Rachel Dobbs on Arts Workers' Fees and Pay Rates
Rachel Dobbs shares a range of useful tools and resources from the perspective of a serial freelancer.
a-n The Artists Information Company have published a free-to-use artist’s fees toolkit – you just need to register to make a free account.
Although it’s designed for artists, I would recommend any freelancer to use this to easily work out your daily 'labour only' rate, what contribution you need to add to cover your business overheads & prepare clear quotes for people you work for. It also encourages you to decide what your target annual earnings are and helps you work out the number of days a year on which you can really work (clue: the answer is never 365!).
Alongside this, I often find the various salary calculators published here very useful for working out things like take-home pay, pro-rata salaries and hourly pay rates.

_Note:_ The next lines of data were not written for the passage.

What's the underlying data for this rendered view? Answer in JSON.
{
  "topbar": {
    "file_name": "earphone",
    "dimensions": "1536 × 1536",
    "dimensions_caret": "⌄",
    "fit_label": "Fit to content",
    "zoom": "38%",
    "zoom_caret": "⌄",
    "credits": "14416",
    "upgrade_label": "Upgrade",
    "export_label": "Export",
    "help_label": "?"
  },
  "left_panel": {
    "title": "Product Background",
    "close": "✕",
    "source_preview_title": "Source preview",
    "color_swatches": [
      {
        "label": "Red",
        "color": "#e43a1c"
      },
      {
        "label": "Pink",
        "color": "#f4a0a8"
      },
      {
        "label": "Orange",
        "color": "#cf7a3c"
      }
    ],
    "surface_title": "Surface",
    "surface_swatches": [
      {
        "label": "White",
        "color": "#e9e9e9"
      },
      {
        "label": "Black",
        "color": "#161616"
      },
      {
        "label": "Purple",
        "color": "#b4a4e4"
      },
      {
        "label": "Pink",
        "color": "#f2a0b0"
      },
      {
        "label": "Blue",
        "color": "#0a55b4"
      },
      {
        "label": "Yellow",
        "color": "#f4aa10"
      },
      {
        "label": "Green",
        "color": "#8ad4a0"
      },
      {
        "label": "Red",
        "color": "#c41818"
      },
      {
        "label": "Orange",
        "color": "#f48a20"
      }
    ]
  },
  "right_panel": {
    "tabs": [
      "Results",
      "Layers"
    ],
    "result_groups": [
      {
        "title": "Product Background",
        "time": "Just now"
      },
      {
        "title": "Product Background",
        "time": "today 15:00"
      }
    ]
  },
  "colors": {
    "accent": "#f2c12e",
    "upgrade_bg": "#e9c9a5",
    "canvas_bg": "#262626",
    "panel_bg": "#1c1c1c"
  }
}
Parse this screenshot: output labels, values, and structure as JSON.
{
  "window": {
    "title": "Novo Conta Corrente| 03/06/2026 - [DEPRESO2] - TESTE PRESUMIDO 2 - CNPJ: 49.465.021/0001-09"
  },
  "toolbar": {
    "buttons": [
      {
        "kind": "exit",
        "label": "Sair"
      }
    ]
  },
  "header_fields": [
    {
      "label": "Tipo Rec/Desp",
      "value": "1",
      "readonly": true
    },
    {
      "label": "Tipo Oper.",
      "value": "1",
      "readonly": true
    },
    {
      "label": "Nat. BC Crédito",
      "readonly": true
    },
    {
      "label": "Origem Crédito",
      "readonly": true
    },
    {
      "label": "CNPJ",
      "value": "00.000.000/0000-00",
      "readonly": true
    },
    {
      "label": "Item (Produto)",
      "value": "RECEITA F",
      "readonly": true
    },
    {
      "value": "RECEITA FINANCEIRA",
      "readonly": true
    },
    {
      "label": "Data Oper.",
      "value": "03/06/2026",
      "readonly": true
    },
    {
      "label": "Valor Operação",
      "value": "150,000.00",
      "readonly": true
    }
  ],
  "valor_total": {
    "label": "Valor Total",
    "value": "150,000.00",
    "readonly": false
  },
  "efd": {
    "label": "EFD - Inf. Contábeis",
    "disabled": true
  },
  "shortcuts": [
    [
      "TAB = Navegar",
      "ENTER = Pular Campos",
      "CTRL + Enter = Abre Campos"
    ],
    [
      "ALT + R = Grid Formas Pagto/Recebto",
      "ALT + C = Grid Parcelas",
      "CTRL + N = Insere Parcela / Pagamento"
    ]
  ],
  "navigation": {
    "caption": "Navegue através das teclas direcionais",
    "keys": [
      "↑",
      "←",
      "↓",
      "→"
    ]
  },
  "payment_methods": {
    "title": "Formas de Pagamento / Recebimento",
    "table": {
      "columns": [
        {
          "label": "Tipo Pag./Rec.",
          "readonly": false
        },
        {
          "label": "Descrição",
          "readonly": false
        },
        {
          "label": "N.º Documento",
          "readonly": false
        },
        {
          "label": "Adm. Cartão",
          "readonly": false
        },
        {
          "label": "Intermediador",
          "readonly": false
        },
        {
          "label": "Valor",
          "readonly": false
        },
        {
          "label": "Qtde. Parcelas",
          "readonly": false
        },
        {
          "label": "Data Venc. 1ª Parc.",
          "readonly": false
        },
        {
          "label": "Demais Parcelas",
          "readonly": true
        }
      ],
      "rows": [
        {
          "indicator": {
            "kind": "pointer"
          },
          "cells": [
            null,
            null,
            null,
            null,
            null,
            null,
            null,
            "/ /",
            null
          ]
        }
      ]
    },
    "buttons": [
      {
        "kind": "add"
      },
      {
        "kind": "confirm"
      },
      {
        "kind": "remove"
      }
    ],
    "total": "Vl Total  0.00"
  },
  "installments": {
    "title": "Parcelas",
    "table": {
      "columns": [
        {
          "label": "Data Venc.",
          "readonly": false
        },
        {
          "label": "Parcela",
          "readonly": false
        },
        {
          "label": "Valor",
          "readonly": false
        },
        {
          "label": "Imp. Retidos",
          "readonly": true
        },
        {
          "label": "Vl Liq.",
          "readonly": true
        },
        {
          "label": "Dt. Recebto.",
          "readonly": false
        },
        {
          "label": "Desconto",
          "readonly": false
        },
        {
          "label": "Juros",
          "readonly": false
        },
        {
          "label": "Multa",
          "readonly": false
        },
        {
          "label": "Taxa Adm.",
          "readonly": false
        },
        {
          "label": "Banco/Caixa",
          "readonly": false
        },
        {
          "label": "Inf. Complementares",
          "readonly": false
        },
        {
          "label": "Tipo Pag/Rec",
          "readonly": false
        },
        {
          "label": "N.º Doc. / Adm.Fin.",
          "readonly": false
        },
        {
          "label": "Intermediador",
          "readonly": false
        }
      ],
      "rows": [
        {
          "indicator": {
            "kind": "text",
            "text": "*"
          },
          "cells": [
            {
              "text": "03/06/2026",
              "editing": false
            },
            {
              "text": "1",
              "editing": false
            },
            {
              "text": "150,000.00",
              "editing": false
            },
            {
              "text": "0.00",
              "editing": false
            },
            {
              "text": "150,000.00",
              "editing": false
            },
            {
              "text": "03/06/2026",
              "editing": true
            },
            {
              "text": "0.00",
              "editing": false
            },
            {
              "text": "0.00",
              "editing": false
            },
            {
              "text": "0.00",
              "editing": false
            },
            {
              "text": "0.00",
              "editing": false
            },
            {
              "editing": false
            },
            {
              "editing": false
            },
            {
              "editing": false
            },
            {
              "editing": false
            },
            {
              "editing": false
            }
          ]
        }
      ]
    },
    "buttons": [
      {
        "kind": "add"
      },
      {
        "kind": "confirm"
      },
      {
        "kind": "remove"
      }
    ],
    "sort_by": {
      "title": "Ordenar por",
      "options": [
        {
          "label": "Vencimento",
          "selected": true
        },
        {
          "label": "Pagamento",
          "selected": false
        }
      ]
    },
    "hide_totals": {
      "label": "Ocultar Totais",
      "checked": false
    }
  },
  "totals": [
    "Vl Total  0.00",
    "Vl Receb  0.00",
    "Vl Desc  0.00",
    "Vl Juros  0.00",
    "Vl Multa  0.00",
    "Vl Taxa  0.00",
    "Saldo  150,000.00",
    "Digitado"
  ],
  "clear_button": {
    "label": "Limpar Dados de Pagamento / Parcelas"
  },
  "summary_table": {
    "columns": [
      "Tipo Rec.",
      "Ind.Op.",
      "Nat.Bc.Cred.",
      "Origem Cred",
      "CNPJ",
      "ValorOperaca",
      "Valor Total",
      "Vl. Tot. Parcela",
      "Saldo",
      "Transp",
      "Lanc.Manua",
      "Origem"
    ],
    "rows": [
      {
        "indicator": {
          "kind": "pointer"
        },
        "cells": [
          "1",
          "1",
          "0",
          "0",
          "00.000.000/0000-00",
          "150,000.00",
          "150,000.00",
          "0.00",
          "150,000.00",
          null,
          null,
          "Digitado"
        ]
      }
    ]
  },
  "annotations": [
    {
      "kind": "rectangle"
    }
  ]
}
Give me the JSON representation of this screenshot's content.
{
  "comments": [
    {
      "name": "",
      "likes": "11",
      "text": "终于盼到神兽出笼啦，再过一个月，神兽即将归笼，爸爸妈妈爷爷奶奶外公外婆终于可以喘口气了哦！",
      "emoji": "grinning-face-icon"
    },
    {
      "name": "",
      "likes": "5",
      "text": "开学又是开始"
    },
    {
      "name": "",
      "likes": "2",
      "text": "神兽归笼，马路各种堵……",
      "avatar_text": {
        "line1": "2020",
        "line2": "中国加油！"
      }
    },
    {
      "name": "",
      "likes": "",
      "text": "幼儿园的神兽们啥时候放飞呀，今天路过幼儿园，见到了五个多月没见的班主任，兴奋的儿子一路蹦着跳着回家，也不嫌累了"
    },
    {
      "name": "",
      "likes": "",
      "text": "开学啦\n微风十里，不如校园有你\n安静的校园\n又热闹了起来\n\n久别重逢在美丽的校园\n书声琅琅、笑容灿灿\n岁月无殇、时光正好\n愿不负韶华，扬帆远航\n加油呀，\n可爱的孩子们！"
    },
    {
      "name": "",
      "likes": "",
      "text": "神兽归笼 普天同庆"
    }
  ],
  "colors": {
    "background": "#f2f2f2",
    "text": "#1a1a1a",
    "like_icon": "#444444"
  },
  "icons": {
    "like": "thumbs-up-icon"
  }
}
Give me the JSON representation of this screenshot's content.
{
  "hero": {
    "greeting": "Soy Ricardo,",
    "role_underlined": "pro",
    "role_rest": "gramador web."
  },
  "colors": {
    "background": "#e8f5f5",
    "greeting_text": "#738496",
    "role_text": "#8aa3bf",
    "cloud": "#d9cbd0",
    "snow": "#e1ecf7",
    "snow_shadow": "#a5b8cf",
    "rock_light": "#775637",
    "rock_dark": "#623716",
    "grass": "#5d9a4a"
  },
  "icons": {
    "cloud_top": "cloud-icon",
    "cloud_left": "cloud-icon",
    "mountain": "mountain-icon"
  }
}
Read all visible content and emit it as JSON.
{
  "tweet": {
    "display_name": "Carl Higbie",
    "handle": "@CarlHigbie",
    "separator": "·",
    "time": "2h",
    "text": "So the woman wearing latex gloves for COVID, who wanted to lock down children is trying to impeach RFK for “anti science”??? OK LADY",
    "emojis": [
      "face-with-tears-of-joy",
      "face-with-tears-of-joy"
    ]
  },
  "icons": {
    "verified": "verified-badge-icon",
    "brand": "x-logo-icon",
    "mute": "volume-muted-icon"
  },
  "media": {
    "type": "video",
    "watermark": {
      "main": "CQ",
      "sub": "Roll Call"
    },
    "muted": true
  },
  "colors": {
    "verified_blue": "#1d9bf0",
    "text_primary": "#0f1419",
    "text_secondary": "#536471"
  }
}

a-n also publish a handy rate card for visual artists each year - you’ll find the 2023 version here. To find updated versions, just search online “a-n artist fees” and the current year. Use this when you’re planning to employ other people on your projects. Artists’ Union England also publish a more detailed breakdown by hourly rate, rates for different types of work, residency rates and screening presentation fees. If you are exhibiting your work in publicly funded galleries (or are an exhibition organiser), a-n’s Paying Artists campaign has produced a useful guide to best practice in exhibition payments.
If you work as a freelance technician in AV, sound, lighting or video editing (or employ other people to do this), check out BECTU’s rate cards.